Herod epitomizes our collective vanity, surfeited with seeing and hearing, yet never satisfied.
News and the “latest buzz” tickle the outer ears but leave the inner chamber of the heart untouched. Rumors about “John” or “Elijah” or “one of the ancient prophets” fluttered about Herod’s court, flummoxing the tetrarch.
But Herod said, “John I beheaded. Who then is this about whom I hear such things?” And he kept trying to see him.
Would “seeing” this elusive figure have sated Herod’s ravenous eyes? Jesus refused to entertain the wolfish tetrarch when summoned into his presence on the morning of his crucifixion (Luke 23:8-9).
The gap between subject and object in seeing and hearing always leaves the subject yearning for more. All rivers go to the sea, yet never does the sea become full (Ecclesiastes 1:7). The human spirit longs to soar in union with the infinite Trinity, beyond the distinction of subject and object. Is it possible?

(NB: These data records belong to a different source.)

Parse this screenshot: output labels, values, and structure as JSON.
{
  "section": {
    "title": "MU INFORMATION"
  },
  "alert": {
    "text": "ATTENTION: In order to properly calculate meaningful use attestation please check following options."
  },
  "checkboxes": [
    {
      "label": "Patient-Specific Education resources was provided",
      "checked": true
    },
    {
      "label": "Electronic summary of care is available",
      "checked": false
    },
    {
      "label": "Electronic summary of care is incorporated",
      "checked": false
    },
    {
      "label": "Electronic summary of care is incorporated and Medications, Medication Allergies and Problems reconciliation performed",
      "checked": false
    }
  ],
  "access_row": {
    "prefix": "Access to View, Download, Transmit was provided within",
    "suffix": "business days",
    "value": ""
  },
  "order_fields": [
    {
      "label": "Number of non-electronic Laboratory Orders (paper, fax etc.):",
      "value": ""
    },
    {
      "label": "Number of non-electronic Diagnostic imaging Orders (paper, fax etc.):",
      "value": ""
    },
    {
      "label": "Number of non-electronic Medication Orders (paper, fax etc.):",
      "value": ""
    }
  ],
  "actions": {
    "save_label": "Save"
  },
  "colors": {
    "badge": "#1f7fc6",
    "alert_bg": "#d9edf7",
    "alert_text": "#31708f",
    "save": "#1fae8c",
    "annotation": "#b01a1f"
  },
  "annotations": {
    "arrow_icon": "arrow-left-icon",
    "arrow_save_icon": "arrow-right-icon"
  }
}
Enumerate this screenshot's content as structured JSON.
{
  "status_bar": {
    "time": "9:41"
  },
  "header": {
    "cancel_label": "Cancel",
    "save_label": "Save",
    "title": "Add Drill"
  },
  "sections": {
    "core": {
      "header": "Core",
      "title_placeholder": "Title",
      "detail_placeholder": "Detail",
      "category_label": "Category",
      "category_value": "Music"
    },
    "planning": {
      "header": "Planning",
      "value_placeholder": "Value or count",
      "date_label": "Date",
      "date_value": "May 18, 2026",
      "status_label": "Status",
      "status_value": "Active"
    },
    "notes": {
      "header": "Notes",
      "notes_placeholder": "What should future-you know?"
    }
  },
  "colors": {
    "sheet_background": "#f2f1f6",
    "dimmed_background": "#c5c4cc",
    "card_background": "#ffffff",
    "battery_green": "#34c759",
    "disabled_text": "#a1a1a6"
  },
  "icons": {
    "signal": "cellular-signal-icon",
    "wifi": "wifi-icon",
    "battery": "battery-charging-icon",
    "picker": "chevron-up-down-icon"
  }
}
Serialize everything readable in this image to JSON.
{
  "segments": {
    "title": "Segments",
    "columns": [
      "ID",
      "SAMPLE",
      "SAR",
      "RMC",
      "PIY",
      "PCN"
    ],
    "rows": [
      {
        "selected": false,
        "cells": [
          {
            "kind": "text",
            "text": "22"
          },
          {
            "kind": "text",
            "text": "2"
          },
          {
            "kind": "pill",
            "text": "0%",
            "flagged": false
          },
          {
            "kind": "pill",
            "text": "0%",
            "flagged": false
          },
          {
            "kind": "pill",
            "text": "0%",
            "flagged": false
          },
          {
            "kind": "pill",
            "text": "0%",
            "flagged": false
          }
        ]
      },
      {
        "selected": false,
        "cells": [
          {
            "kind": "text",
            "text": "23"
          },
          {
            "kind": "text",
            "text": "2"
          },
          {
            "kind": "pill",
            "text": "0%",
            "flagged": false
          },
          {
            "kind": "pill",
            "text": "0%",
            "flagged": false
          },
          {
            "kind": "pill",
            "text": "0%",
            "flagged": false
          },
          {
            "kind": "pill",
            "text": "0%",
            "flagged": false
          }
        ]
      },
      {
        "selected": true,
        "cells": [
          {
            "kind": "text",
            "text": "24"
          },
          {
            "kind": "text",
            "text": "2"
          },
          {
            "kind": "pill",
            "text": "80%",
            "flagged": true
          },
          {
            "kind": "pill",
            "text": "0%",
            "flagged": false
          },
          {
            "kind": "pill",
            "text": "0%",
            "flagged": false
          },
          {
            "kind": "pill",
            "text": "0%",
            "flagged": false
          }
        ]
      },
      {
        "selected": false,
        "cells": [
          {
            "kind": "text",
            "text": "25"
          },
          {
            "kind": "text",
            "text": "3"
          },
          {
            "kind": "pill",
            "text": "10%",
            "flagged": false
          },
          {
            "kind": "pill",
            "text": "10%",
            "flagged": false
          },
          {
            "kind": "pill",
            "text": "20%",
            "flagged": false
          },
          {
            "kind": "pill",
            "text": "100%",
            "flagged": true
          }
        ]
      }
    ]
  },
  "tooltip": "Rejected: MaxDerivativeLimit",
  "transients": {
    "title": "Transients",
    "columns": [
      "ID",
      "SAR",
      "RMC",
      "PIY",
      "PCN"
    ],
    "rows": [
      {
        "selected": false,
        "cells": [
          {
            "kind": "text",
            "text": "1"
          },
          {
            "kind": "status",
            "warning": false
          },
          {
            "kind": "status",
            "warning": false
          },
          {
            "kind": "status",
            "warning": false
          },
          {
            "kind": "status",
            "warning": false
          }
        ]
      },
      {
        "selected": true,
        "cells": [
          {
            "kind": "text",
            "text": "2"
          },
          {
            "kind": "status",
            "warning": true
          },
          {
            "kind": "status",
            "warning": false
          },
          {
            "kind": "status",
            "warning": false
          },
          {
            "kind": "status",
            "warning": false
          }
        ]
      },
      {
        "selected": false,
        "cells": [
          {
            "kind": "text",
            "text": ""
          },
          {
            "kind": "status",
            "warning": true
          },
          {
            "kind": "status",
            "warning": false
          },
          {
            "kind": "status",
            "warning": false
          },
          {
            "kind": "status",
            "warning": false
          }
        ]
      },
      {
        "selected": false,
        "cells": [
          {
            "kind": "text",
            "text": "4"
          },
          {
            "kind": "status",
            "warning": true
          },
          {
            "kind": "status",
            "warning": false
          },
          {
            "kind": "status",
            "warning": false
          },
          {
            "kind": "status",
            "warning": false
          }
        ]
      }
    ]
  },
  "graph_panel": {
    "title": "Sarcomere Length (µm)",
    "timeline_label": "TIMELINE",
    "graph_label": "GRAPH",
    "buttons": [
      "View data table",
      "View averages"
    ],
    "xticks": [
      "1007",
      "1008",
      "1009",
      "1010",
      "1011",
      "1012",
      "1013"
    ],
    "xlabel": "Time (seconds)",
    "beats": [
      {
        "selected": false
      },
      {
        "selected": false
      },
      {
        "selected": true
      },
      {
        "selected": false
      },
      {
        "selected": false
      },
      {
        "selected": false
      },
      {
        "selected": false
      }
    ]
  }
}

Nothing is new under the sun.Ecclesiastes 1:9
In modern times, even the marvel of the Incarnation draws a yawn. The One who keeps the sun shining was silenced and buried under it (John 1:11).
What does our jaded world say about the resurrection of Christ? Is that new?
All speech is labored; there is nothing one can say.Ecclesiastes 1:8
Weary, weary words! There is the speechlessness of the resigned. There is also the speechlessness of the mystic. St. Paul received the gift of arrested speech, his most eloquent testimony: “I know someone in Christ who… was caught up into Paradise and heard ineffable things, which no one may utter” (2 Corinthians 12:2-4).
“The Tao (Logos) that can be spoken is not the eternal Tao.”1
1 Lao Tzu, Tao Te Ching, chapter 1, translated by Derek Lin.